La victoria chilena en las finales de la Copa Sudamericana de Fútbol ha sido una victoria de la voluntad, perseverancia y de la sana ambición de superar las barreras que la vida nos impone como personas.
En efecto, el mercado de las apuestas favorecía en una proporción de 20 a 1 las posibilidades del vicecampeón mundial sobre nuestro seleccionado. La historia -el pasado- mostraba una tendencia que parecía irremontable.
Pero la oncena nacional salió a la cancha con la decisión, voluntad, deseo, interés y vocación de victoria. Los niños de esa generación que marca temporalmente a la mayoría de los seleccionados chilenos, fueron criados en un entorno de competitividad, de libertad y democracia, que les abrió las puertas a la materialización de sus ambiciones a todos aquellos que se esforzaran por conseguirlas. Es decir, se desarrollaron en un ambiente en que «todo es posible» si se quiere con fe y trabajo duro.
Y salieron a la cancha sin complejos, sin achicarse, sin el pasado determinando sus expectativas; y se plantaron como iguales ante un adversario gigantesco, un equipo conformado con los mejores jugadores del mundo, sin temores, con garra e inteligencia. Y es que cada uno de ellos es también, gracias a sus esfuerzos, individualmente parte de la élite mundial del fútbol profesional.
Siendo brillantes en su puesto en los diversos equipos en los que han firmado contratos por millones de dólares, ¿porqué un grupo de aquellos no podría constituirse como la mejor selección de América?
Para coordinarse solo fue necesaria la humildad de quien sabe que toda acción humana es la suma de cualidades, virtudes y capacidades personales que, voluntaria y libremente, se conjugan para conseguir un propósito.
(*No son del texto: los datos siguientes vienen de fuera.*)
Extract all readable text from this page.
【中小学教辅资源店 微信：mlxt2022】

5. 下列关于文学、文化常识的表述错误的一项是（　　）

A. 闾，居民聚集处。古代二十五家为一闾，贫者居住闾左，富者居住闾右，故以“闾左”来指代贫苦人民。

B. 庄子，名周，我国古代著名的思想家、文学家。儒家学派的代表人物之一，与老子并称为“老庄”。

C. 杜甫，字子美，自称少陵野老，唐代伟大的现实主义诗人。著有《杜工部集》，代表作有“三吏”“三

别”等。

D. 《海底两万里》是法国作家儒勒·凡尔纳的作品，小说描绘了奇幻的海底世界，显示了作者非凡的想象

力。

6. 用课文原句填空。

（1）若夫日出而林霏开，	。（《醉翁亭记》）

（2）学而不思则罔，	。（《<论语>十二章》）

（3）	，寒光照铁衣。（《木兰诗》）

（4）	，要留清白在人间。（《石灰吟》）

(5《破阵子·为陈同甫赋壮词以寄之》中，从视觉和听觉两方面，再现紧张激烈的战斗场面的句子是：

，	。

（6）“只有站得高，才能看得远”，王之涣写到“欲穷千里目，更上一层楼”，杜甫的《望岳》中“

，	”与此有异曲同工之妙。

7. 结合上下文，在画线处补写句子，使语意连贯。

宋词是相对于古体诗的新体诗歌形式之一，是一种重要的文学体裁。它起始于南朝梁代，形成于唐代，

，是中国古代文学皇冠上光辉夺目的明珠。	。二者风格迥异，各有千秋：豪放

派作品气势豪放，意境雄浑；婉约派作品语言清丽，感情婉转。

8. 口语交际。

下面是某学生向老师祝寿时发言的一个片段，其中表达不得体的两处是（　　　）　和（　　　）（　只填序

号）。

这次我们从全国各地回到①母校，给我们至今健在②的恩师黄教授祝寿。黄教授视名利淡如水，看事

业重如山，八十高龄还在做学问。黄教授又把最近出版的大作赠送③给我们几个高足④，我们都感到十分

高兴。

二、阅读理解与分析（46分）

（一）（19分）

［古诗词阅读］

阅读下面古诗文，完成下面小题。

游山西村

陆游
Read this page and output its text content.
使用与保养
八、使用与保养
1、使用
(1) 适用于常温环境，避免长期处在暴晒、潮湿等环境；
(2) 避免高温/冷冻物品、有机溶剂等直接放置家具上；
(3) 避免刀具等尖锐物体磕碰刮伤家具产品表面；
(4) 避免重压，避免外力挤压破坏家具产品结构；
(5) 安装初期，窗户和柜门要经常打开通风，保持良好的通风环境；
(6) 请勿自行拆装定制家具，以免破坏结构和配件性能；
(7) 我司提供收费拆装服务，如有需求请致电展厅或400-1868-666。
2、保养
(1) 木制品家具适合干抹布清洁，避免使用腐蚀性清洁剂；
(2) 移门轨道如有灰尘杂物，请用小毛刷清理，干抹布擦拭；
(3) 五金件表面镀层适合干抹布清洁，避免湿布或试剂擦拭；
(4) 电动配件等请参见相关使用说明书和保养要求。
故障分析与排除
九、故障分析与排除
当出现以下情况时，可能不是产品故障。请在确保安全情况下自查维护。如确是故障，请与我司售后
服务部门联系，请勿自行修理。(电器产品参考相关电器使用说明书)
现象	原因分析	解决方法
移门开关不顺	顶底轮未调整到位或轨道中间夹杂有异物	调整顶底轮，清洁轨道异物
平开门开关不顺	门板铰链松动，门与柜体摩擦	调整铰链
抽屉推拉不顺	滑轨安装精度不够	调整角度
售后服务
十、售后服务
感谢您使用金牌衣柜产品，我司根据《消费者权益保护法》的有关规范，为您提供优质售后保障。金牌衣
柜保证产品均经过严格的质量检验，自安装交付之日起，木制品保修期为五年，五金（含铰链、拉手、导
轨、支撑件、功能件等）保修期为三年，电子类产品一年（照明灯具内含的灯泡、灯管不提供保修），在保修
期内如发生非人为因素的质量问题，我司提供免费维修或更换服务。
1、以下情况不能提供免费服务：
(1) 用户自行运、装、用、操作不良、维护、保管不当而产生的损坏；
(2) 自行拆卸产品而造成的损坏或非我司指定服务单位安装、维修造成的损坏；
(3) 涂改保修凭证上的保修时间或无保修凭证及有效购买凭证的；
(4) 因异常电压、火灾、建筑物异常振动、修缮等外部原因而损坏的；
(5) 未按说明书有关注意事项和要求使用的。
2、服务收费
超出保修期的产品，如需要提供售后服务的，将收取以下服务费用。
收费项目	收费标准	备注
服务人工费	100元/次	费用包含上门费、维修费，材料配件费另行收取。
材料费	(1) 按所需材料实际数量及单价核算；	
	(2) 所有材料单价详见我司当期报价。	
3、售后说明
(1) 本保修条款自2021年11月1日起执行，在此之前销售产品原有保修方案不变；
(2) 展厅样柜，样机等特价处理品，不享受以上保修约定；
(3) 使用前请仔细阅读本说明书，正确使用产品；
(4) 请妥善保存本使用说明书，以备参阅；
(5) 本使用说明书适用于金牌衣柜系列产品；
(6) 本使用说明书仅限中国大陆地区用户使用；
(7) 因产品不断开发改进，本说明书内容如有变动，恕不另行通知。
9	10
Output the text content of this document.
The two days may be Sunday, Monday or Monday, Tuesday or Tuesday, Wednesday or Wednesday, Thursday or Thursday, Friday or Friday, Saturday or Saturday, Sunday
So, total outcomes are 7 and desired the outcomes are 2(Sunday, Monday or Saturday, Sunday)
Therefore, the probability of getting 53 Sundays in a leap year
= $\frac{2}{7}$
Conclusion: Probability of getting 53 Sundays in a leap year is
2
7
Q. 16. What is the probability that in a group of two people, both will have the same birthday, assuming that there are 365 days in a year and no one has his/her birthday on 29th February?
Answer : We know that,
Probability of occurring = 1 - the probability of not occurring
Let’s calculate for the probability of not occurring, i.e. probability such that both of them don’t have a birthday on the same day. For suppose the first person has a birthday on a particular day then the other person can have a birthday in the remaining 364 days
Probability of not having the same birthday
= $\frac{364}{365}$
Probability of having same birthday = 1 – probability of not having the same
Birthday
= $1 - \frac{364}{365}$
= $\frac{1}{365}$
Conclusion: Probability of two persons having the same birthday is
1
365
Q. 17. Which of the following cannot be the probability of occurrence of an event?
En el mundo real no hay lugar para los héroes individuales. Y qué mejor escuela que el fútbol para demostrarlo.
Así, la suma del esfuerzo individual, que hace al hombre consciente de sus capacidades y limitaciones; y del equipo, que hace comprender a cada cual las ventajas de aunar excelencia para alcanzar resultados, hicieron el milagro, tras casi un siglo de fracasos, triunfos morales y «casi» campeones.
Como chilenos, nuestros campeones americanos nos están dando una lección: que hombres buenos, incluso con muy pocas posibilidades de conseguir sus sueños, no solo pueden hacerlo individualmente, sino también como equipo, a condición de un gran esfuerzo personal, de una búsqueda permanente de excelencia, de la humildad que posibilita la unidad para la consecución de sus sueños, aunque también de la convicción en que el pasado no determina necesariamente nuestro futuro, sino hasta el grado en que cada uno admita que ese pasado lo limite.
Cuando se rompe con los prejuicios que nos atan al pasado, el futuro se abre como un campo infinito de posibilidades.